En especial hay que mirar con mucha atención a la clase media en su segmento más bajo. Muchos de ellos volverán a la pobreza de la que salieron con tanto esfuerzo. El crecimiento de la pobreza será nuestro desafío global, pero éste retorno a la pobreza, de sectores que ingresaron a la clase media en los últimos años o décadas puede ser un fenómeno social muy significativo y con fuertes implicancias políticas.

 

¿Volverán o no las protestas después de la epidemia? No lo sabemos, no sabemos si más desocupación, más pobreza producirá estallido o desazón, protestas o búsqueda de protección.

 

Volviendo a la coyuntura.

 

El gobierno ha ganado terreno y la oposición no. El gobierno porque es el dueño de la agenda en la medida en que dirige la estrategia para enfrentar el problema principal, la epidemia. El gobierno, sin embargo, acompaña esta mayor fuerza relativa con errores políticos inexplicables.

 

Desde ya el Ministro de Salud, que debiera estar satisfecho con el éxito que va alcanzando, abre múltiples polémicas y comete excesos verbales.

 

El Presidente que anuncia antes de tiempo la nueva normalidad cuando aún no llegábamos al peak. Lo digo porque cuando estemos seguros que los contagios no aumenten podremos planear mejor lo que viene, no antes.

 

Al apresurarse tuvo que echar pie atrás en el retorno de funcionarios públicos y los colegios. El Presidente ha puesto como ejemplo a Alemania, pero Alemania reinició su actividad cuando estuvo segura que la epidemia estaba bajo control. En el caso nuestro las proyecciones dicen que esto ocurrirá entre mayo y junio, pero es todavía una proyección, no una realidad. Lo grave de este apuro es que da la impresión que se pone en un mismo nivel la vida y la economía.

 

Como si esto fuera poco, ahora el Presidente propuso, sugirió, insinuó postergar el plebiscito.

 

Francamente hablando ese sí fue un error descomunal.

 

No es consistente afirmar, incluso antes de tiempo, que nos podemos normalizar ahora (funcionarios públicos, mall y colegios) y no podemos votar en octubre. Ambas afirmaciones no caben en una caja de zapatos. Las señales contradictorias son las que generan desconfianzas, que es lo último o lo peor que nos podría ocurrir.

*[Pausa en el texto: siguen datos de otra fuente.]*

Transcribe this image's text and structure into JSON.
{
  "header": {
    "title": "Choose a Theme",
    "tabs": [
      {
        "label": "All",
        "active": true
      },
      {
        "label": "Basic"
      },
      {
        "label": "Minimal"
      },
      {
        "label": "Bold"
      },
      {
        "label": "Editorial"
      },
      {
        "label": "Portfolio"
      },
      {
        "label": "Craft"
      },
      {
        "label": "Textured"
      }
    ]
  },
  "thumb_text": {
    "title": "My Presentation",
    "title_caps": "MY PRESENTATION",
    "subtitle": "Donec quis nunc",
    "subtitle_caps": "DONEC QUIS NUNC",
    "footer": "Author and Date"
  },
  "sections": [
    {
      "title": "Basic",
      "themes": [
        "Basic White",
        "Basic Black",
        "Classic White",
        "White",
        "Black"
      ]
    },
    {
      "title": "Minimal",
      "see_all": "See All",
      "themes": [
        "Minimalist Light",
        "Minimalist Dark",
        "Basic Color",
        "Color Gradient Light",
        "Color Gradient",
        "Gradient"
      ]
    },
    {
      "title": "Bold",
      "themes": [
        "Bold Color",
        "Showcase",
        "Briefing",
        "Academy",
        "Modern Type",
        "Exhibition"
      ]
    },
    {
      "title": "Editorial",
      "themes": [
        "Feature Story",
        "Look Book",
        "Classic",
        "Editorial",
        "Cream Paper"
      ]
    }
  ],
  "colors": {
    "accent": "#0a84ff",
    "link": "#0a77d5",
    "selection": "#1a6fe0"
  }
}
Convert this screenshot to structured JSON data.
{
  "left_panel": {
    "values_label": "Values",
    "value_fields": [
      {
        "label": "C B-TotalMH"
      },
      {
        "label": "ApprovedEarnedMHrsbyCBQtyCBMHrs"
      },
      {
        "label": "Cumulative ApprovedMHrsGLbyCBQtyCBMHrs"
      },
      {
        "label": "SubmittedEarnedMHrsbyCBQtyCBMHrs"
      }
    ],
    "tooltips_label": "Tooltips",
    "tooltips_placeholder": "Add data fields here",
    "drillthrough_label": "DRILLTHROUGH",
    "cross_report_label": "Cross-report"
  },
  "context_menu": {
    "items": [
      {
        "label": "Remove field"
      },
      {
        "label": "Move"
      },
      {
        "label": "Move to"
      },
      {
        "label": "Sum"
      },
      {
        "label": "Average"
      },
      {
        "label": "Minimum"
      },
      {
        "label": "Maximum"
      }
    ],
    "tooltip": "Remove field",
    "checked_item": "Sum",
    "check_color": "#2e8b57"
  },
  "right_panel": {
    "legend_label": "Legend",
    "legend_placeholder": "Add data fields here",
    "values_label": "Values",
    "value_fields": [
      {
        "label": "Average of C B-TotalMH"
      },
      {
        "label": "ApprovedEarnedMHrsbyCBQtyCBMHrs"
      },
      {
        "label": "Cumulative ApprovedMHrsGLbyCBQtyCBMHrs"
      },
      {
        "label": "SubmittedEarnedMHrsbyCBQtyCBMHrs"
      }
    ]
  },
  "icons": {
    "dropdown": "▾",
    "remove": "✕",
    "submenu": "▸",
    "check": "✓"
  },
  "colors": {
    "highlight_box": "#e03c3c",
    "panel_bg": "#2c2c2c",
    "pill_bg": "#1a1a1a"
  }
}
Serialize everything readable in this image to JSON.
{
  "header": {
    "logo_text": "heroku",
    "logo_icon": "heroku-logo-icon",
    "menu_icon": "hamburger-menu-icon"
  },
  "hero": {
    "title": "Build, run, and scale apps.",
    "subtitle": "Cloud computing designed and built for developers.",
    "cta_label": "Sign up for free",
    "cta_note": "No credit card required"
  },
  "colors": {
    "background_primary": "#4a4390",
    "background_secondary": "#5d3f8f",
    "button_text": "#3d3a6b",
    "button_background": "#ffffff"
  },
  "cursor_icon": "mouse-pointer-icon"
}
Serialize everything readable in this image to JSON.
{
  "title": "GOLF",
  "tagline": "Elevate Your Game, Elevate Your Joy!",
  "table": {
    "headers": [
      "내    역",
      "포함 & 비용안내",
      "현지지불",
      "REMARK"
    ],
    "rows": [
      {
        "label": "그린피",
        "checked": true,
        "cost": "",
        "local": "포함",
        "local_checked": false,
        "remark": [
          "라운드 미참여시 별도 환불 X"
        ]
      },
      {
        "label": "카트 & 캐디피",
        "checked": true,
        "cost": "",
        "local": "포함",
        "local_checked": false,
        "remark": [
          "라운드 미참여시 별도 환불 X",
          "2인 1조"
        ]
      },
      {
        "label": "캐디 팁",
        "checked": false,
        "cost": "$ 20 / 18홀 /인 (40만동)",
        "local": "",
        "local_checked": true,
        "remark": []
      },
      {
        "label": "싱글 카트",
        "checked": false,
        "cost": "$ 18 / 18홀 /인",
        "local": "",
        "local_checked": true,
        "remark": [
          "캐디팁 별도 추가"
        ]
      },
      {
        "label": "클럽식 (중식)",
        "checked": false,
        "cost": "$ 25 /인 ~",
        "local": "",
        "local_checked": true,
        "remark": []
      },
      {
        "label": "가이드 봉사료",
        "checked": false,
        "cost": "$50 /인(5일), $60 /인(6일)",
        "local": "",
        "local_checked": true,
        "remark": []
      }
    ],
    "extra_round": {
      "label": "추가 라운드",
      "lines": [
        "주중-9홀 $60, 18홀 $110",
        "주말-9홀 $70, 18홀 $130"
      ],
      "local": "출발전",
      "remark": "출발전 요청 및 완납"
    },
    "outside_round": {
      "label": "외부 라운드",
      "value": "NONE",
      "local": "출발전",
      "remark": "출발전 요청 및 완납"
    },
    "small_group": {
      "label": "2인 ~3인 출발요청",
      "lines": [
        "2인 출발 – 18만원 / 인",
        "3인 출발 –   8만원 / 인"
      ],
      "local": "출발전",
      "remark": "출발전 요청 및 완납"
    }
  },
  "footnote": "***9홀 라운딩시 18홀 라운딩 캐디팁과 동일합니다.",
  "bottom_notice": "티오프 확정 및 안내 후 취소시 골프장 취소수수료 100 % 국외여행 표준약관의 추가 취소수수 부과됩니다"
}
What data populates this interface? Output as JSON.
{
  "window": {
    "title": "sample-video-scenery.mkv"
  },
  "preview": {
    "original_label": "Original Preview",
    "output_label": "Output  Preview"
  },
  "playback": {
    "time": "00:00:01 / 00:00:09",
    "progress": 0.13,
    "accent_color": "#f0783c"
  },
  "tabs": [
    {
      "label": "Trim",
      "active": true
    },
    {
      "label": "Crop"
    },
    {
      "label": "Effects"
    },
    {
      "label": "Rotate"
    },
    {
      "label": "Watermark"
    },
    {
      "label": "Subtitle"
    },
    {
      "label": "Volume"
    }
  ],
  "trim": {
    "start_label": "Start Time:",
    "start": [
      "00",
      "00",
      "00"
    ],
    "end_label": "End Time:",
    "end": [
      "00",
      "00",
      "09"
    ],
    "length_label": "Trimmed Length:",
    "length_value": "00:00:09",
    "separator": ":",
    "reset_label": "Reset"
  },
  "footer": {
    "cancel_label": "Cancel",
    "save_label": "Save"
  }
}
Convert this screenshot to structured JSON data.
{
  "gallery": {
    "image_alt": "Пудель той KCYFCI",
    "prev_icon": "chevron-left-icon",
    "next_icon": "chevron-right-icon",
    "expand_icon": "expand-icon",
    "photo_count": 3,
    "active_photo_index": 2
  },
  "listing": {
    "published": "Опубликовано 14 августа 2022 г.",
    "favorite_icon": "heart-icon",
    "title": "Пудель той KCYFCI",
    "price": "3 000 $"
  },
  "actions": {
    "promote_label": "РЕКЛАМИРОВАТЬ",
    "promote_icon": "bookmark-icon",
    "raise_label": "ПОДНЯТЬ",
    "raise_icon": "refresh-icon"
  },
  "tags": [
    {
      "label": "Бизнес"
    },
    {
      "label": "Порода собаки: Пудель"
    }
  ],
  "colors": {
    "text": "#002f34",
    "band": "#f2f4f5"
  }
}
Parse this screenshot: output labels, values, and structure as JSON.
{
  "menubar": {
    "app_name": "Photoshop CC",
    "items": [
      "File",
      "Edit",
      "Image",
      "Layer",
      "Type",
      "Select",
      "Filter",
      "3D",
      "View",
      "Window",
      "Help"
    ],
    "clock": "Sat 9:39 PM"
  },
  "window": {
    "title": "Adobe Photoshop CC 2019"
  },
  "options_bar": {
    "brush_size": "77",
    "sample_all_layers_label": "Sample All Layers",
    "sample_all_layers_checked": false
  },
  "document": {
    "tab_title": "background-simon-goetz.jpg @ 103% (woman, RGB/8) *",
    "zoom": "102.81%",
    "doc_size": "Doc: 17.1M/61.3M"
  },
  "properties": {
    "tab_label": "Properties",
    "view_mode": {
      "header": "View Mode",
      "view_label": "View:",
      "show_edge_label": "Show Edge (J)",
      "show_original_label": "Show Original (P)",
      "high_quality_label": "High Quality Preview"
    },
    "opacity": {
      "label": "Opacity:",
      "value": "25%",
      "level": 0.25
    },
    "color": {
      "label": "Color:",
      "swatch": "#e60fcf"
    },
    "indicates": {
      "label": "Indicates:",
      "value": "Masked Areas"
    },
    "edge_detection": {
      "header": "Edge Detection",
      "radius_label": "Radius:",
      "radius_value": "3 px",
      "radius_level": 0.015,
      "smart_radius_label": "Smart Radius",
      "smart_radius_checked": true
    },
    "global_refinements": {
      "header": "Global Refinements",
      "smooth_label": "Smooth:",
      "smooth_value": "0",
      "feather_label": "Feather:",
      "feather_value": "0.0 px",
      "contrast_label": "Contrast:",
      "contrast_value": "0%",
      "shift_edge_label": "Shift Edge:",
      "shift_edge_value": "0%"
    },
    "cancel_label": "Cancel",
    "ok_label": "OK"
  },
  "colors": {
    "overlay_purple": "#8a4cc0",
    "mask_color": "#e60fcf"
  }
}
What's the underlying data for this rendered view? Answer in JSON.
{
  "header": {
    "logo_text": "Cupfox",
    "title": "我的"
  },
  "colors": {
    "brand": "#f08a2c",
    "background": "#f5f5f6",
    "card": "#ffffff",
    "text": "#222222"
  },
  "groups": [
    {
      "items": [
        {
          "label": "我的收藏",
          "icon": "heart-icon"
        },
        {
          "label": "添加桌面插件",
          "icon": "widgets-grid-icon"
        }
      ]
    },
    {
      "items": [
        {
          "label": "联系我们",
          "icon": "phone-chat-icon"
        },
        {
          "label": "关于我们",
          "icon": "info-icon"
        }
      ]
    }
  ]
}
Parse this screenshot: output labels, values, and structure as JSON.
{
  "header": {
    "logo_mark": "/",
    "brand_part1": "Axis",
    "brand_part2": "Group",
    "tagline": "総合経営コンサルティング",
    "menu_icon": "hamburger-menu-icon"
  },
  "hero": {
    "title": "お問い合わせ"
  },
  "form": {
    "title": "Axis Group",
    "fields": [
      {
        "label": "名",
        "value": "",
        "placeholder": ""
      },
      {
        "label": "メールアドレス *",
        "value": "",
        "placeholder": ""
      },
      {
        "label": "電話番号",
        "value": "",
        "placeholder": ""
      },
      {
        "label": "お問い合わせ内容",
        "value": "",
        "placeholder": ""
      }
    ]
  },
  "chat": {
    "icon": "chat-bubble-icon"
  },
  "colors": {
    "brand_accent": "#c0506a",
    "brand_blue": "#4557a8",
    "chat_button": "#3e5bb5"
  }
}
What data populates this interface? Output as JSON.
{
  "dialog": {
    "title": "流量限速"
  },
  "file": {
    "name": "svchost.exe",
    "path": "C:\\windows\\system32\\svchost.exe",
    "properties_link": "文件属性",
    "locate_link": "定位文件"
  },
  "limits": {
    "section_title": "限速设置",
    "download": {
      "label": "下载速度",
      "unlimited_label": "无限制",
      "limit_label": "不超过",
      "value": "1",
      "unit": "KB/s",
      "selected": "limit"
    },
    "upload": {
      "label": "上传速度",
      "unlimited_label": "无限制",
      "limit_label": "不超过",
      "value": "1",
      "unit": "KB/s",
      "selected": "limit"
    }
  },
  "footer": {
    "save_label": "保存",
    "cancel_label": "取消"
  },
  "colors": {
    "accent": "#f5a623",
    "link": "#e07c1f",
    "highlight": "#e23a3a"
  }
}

Entiendo bien el ánimo de quien estaba sometido a una desaprobación mayor y ha pasado a tener una aprobación interesante. Eso lo hace más poderoso, pero no omnipotente para hacer imposibles.

 

Normalizarse para comprar y no normalizarse para votar. Eso no vale, no existe.

 

Por otro lado, el plebiscito fue un acuerdo político en un momento en que el Presidente pudo caer con daño a todo el país. Imaginarse que ahora puede desconocer el acuerdo que lo salvó es la peor idea que se le pudo ocurrir.

 

Un párrafo final sobre la oposición. El Presidente Ricardo Lagos dijo que la oposición no daba el ancho. Ello generó un debate interesante. Por un lado, se resaltó el rol positivo de la oposición aprobando los proyectos del gobierno en el parlamento y por otro se subrayó en las propias filas de la oposición la ausencia de un proyecto común o a lo menos de una vocería común. Mal momento para fuerzas políticas que gobernaron el país con tanta fortaleza.

 

Por otro lado, corremos el riesgo que crezcan iniciativas y proyectos de ley que buscan resolver problemas urgentes con soluciones rápidas que no son sustentables en el tiempo. Ello se llama populismo en cualquier parte del mundo.


Una palabra final, muchas reformas se han visto postergadas por las urgencias de hoy. Cuidado con que terminemos este periodo presidencial sin la reforma a las pensiones.

 

Uno de los elementos más delicados presentes en el estallido social fueron las bajas pensiones. Si esto no se resuelve las consecuencias sociales y políticas pueden ser muy negativas.